Location: Sugarbeet and Bean ResearchTitle: Fast demodulation of pattern images by spiral phase transform in structured-illumination reflectance imaging for detection of bruises in apples
|LU, YUZHEN - Michigan State University|
|LI, RICHARD - Michigan State University|
Submitted to: Computers and Electronics in Agriculture
Publication Type: Peer Reviewed Journal
Publication Acceptance Date: 5/1/2016
Publication Date: 7/13/2016
Citation: Lu, Y., Li, R., Lu, R. 2016. Fast demodulation of pattern images by spiral phase transform in structured-illumination reflectance imaging for detection of bruises in apples. Computers and Electronics in Agriculture. 127:652-658.
Interpretive Summary: Currently, computer imaging technology is widely used for quality inspection of horticultural and food products. Uniform, diffuse illumination is the standard in most imaging applications, as it is simple and easy to implement. But conventional diffuse illumination is not so effective for detecting certain subtle features or defects underneath the skin of products (e.g., bruises in apples). A new structured-illumination imaging reflectance (SIRI) system was recently developed in our laboratory, and it was able to detect fresh bruises in apples, which otherwise could not be achieved using uniform illumination. However, the implementation of SIRI requires acquisition and subsequent demodulation of three images for a product subjected to a sinusoidal pattern of illumination, with each being shifted by a specific phase angle. It needs a long image acquisition time with accurate phase shifts. This research was therefore aimed at developing a new method of demodulating images that only needs two or one image, in order to improve the implementation of SIRI technique in terms of speed and performance. Three demodulation methods, i.e., two-phase, two-image, and one-phase spiral phase transform (SPT), were proposed and compared with conventional three-phase demodulation methods. Simulations and experiments on detecting bruises in apples were conducted to evaluate the effectiveness of the proposed SPT methods. It was found that the two-phase SPT method, which only needs two images with arbitrary phase shifts, achieved the same or better performance, compared with conventional three-phase method.
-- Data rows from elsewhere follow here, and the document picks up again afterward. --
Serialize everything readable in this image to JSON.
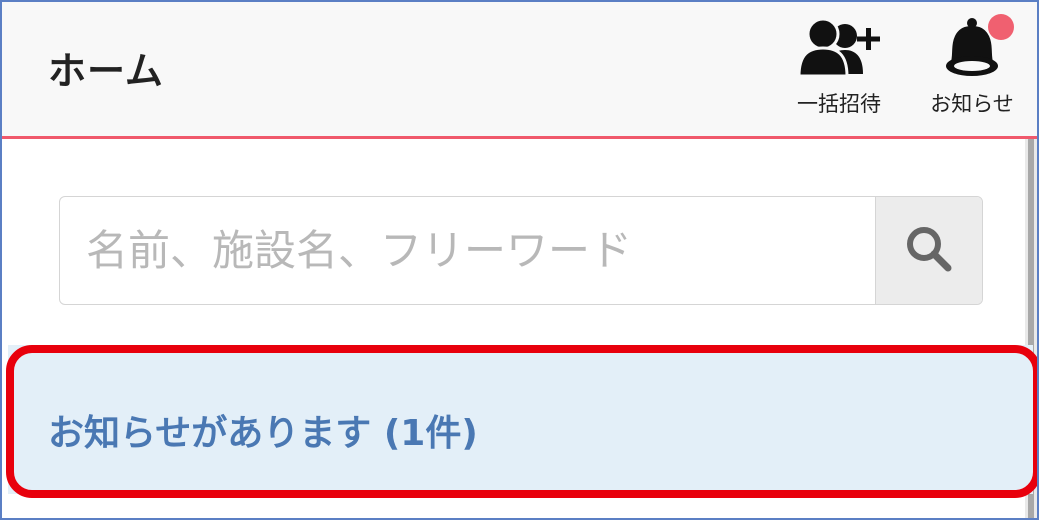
{
  "header": {
    "title": "ホーム",
    "invite_label": "一括招待",
    "notifications_label": "お知らせ",
    "invite_icon": "add-users-icon",
    "notifications_icon": "bell-icon",
    "has_unread_badge": true
  },
  "search": {
    "placeholder": "名前、施設名、フリーワード",
    "value": "",
    "button_icon": "search-icon"
  },
  "notice": {
    "text": "お知らせがあります (1件)"
  },
  "colors": {
    "header_accent": "#f0596c",
    "badge": "#f06070",
    "notice_bg": "#e3eff8",
    "notice_text": "#4a78b3",
    "highlight": "#e8000c"
  }
}
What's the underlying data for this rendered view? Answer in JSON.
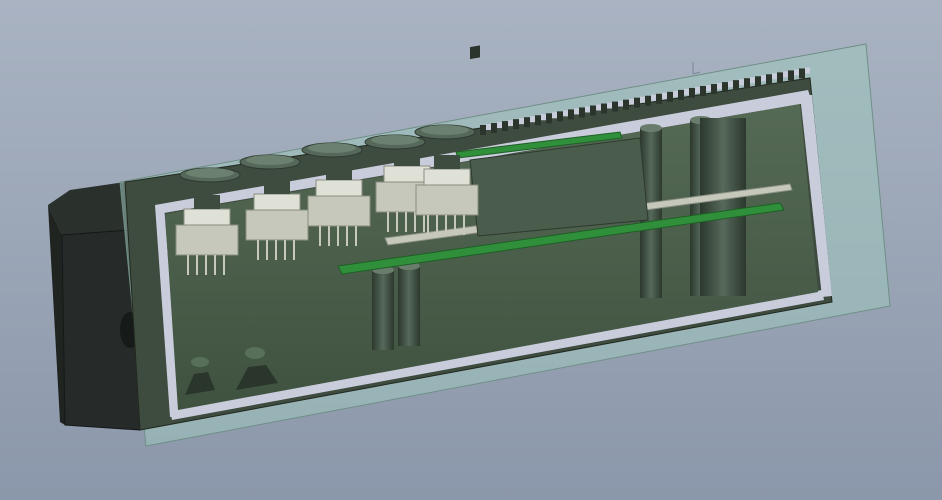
{
  "viewport": {
    "background_top": "#a9b3c2",
    "background_bottom": "#8b97aa"
  },
  "model": {
    "housing_color": "#3e4b3f",
    "housing_dark": "#262b29",
    "section_plane_color": "#9fc6bb",
    "section_cut_color": "#c9ccdb",
    "pcb_color": "#2f8f3a",
    "component_color": "#c5c8bb",
    "switch_count": 5,
    "standoff_count": 4
  }
}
The one-phase SPT method could also be used for image demodulation, although its performance still needs improvement. Spiral phase transform provides an effective means for demodulating pattern images, while reducing the image acquisition time by one third, which is a significant step towards the goal of implementing SIRI technique for real-time quality evaluation of horticultural and food products.
Technical Abstract: A structured-illumination reflectance imaging (SIRI) system was recently developed in our laboratory for enhanced quality evaluation of horticultural products. It was implemented using a digital camera to acquire reflectance images from food products subjected to sinusoidal patterns (or other similar patterns) of illumination, as compared to conventional diffuse or uniform illumination. The reconstruction of amplitude images is a key step in implementing the SIRI technique. Conventional methods require acquisition and subsequent demodulation of three phase-shifted pattern images, which limits the speed of image acquisition. This study proposed the use of spiral phase transform (SPT) for demodulation of pattern images acquired by SIRI. Three SPT-based methods involving only one or two images were investigated through numerical simulation, followed with experiments on the detection of fresh bruises in apples. Compared to conventional three-phase based and two-phase based Gram-Schmidt (GS) orthonormalization demodulation methods, SPT achieved the same or even higher demodulation accuracy when two pattern images with arbitrarily shifted phases were used. SPT also allowed single-image based demodulation, although its performance still needs to be improved. This study demonstrated that SPT for amplitude demodulation can increase the imaging speed of SIRI by using one or two pattern images, which is a significant step towards real-time implementation of the technique.